While in general the labeling in the leaf was not observed to be as strong as in the root, the guard cells within the leaf epidermis showed exceptionally strong fluorescent labeling (Fig. 4a–d). This result was unexpected and it is not clear why guard cells appear to accumulate higher levels of choline phospholipids than the surrounding pavement cells of the epidermis. It is possible is that guard cells are more permeable to the click-chemistry reaction. If this is not the case, perhaps guard cells preferentially take up and accumulate the choline analog. Regulation of stomatal aperture by changes in turgor pressure may require a specialized lipid composition that is rich in choline-containing phospholipids. Lipid-based secondary messengers such a PA are implicated in stomatal closure functions [26, 27]. For example, PA, the product of Phospholipase D α1 (PLD α1), binds to and inhibits the protein phosphatase ABI1, resulting in abscisic acid (ABA)-induced stomatal closure [28]. More recently it was shown that in pldα1 mutants, ABA-induced microtubule depolymerization and stomatal closure are impaired, signifying the importance of PA in this process [29]. In this regard, it is noteworthy that our observation of high levels of PC is associated with open guard cells under normal growth conditions.

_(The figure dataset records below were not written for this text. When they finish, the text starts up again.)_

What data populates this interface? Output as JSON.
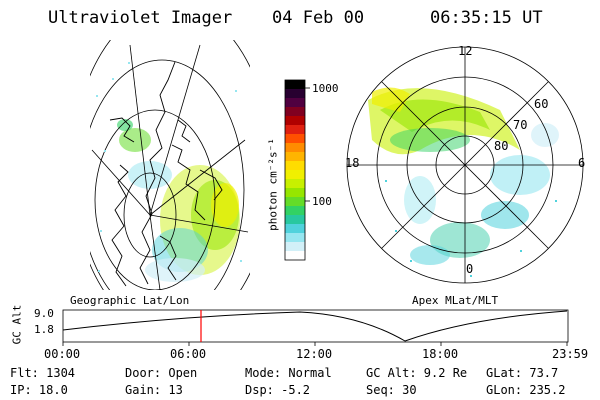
{
  "header": {
    "instrument": "Ultraviolet Imager",
    "date": "04 Feb 00",
    "time": "06:35:15 UT"
  },
  "colorbar": {
    "label": "photon cm⁻²s⁻¹",
    "ticks": [
      "1000",
      "100"
    ],
    "colors": [
      "#000000",
      "#280030",
      "#500040",
      "#800020",
      "#b00000",
      "#e02010",
      "#ff5000",
      "#ff8c00",
      "#ffb400",
      "#ffdc00",
      "#f0f000",
      "#c8f000",
      "#96e600",
      "#64dc28",
      "#32d264",
      "#28c8a0",
      "#50d2dc",
      "#96e6f0",
      "#d2f0f8",
      "#ffffff"
    ]
  },
  "left_map": {
    "caption": "Geographic Lat/Lon"
  },
  "right_map": {
    "caption": "Apex MLat/MLT",
    "mlt_labels": [
      "12",
      "18",
      "6",
      "0"
    ],
    "lat_labels": [
      "80",
      "70",
      "60"
    ]
  },
  "altitude_plot": {
    "ylabel": "GC Alt",
    "y_ticks": [
      "9.0",
      "1.8"
    ],
    "x_ticks": [
      "00:00",
      "06:00",
      "12:00",
      "18:00",
      "23:59"
    ],
    "marker_color": "#ff0000"
  },
  "status": {
    "flt": "Flt: 1304",
    "ip": "IP: 18.0",
    "door": "Door: Open",
    "gain": "Gain: 13",
    "mode": "Mode: Normal",
    "dsp": "Dsp:    -5.2",
    "gc_alt": "GC Alt: 9.2 Re",
    "seq": "Seq: 30",
    "glat": "GLat:   73.7",
    "glon": "GLon: 235.2"
  }
}
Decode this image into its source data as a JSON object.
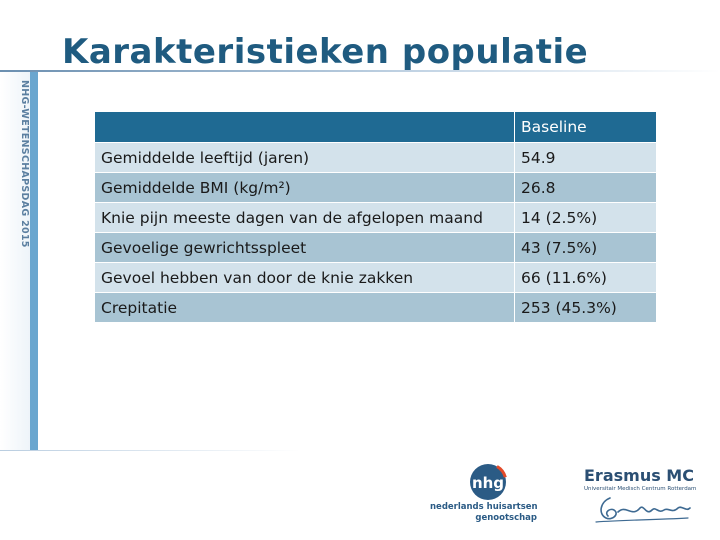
{
  "slide": {
    "title": "Karakteristieken populatie",
    "sidebar_text": "NHG-WETENSCHAPSDAG 2015"
  },
  "table": {
    "header": [
      "",
      "Baseline"
    ],
    "rows": [
      {
        "label": "Gemiddelde leeftijd (jaren)",
        "value": "54.9"
      },
      {
        "label": "Gemiddelde BMI (kg/m²)",
        "value": "26.8"
      },
      {
        "label": "Knie pijn meeste dagen van de afgelopen maand",
        "value": "14 (2.5%)"
      },
      {
        "label": "Gevoelige gewrichtsspleet",
        "value": "43 (7.5%)"
      },
      {
        "label": "Gevoel hebben van door de knie zakken",
        "value": "66 (11.6%)"
      },
      {
        "label": "Crepitatie",
        "value": "253 (45.3%)"
      }
    ]
  },
  "logos": {
    "nhg_line1": "nederlands huisartsen",
    "nhg_line2": "genootschap",
    "emc_name": "Erasmus MC",
    "emc_sub": "Universitair Medisch Centrum Rotterdam"
  },
  "colors": {
    "title": "#1f5b80",
    "header_bg": "#1f6a93",
    "row_light": "#d3e2eb",
    "row_dark": "#a8c4d3",
    "sidebar": "#6aa6cf"
  }
}
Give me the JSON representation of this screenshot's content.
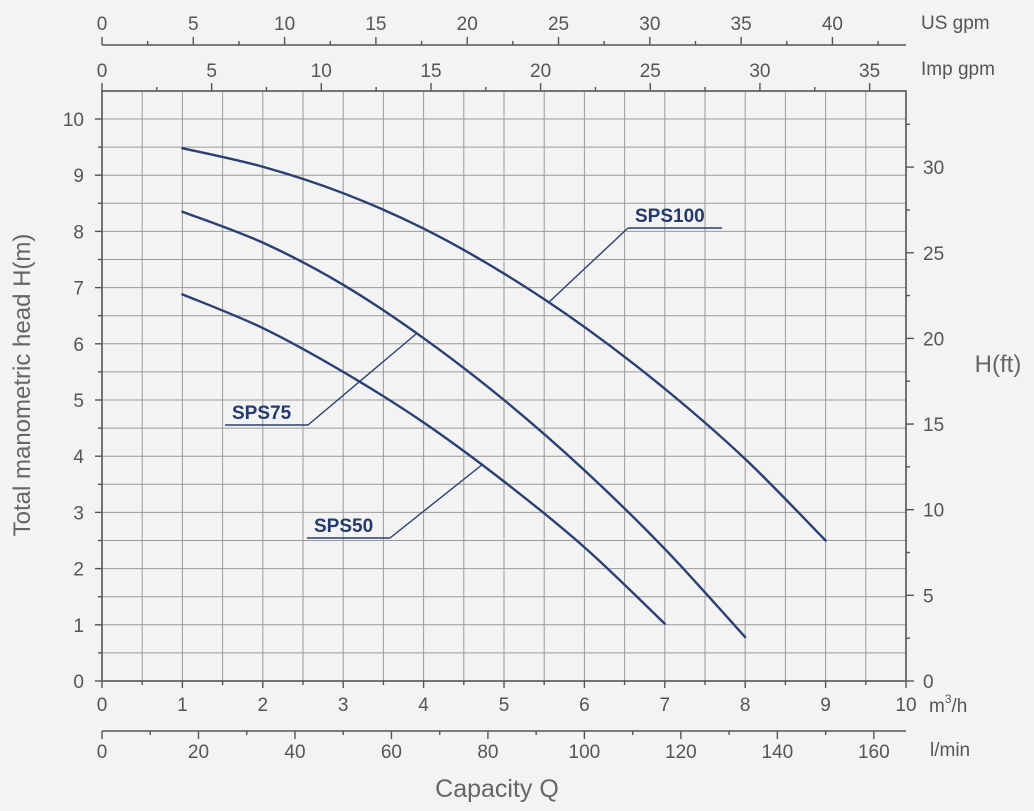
{
  "chart_data": {
    "type": "line",
    "ylabel": "Total manometric head H(m)",
    "ylabel_right": "H(ft)",
    "xlabel": "Capacity Q",
    "xunit_m3h": "m³/h",
    "xunit_m3h_base": "m",
    "xunit_m3h_sup": "3",
    "xunit_m3h_suffix": "/h",
    "xunit_lmin": "l/min",
    "xunit_usgpm": "US gpm",
    "xunit_impgpm": "Imp gpm",
    "xlim": [
      0,
      10
    ],
    "ylim": [
      0,
      10.5
    ],
    "grid": true,
    "x_m3h_ticks": [
      "0",
      "1",
      "2",
      "3",
      "4",
      "5",
      "6",
      "7",
      "8",
      "9",
      "10"
    ],
    "x_lmin_ticks": [
      "0",
      "20",
      "40",
      "60",
      "80",
      "100",
      "120",
      "140",
      "160"
    ],
    "x_usgpm_ticks": [
      "0",
      "5",
      "10",
      "15",
      "20",
      "25",
      "30",
      "35",
      "40"
    ],
    "x_impgpm_ticks": [
      "0",
      "5",
      "10",
      "15",
      "20",
      "25",
      "30",
      "35"
    ],
    "y_m_ticks": [
      "0",
      "1",
      "2",
      "3",
      "4",
      "5",
      "6",
      "7",
      "8",
      "9",
      "10"
    ],
    "y_ft_ticks": [
      "0",
      "5",
      "10",
      "15",
      "20",
      "25",
      "30"
    ],
    "series": [
      {
        "name": "SPS100",
        "color": "#2b3f72",
        "x": [
          1,
          2,
          3,
          4,
          5,
          6,
          7,
          8,
          9
        ],
        "y": [
          9.48,
          9.15,
          8.68,
          8.05,
          7.25,
          6.3,
          5.2,
          3.95,
          2.5
        ]
      },
      {
        "name": "SPS75",
        "color": "#2b3f72",
        "x": [
          1,
          2,
          3,
          4,
          5,
          6,
          7,
          8
        ],
        "y": [
          8.35,
          7.8,
          7.05,
          6.1,
          5.0,
          3.75,
          2.35,
          0.78
        ]
      },
      {
        "name": "SPS50",
        "color": "#2b3f72",
        "x": [
          1,
          2,
          3,
          4,
          5,
          6,
          7
        ],
        "y": [
          6.88,
          6.28,
          5.5,
          4.6,
          3.55,
          2.38,
          1.02
        ]
      }
    ]
  }
}
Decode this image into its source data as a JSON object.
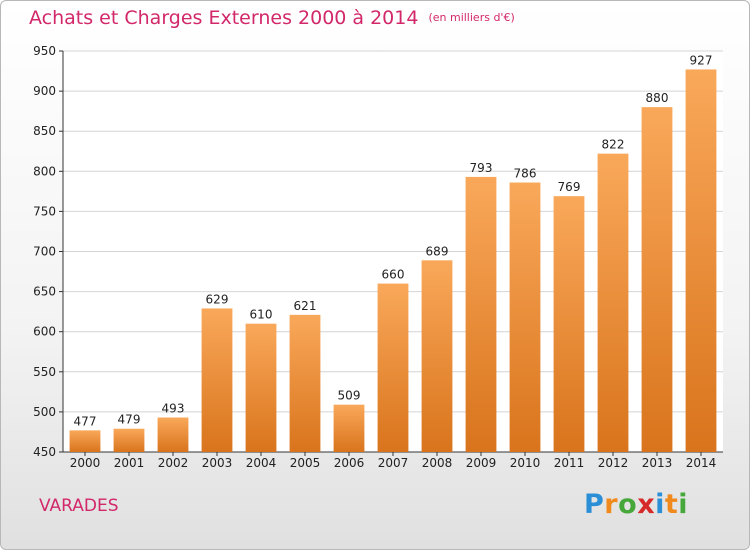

Our results show that choline phospholipids can be specifically visualized with a fluorescent probe when plants are grown in media containing the bioortholog propargylcholine. In addition to propargylcholine, azidocholine analogs have been reported to enable two-color imaging of choline phospholipids in double metabolic labeling experiments [30]. In our study, we demonstrate that propargylcholine labeling followed by click chemistry is a straightforward method to tag and visualize choline phospholipids within plant cells. This method represents a novel approach to imaging of lipids within different cell types, and in the present study has revealed intriguing differences among epidermal cells of the leaf. An analogous click-chemistry method is reported for a bioortholog of cholesterol in mammalian cells [31]. With the development of similar new bioorthologs, click-chemistry imaging of additional plant lipids, such as phytosterols, will be facilitated.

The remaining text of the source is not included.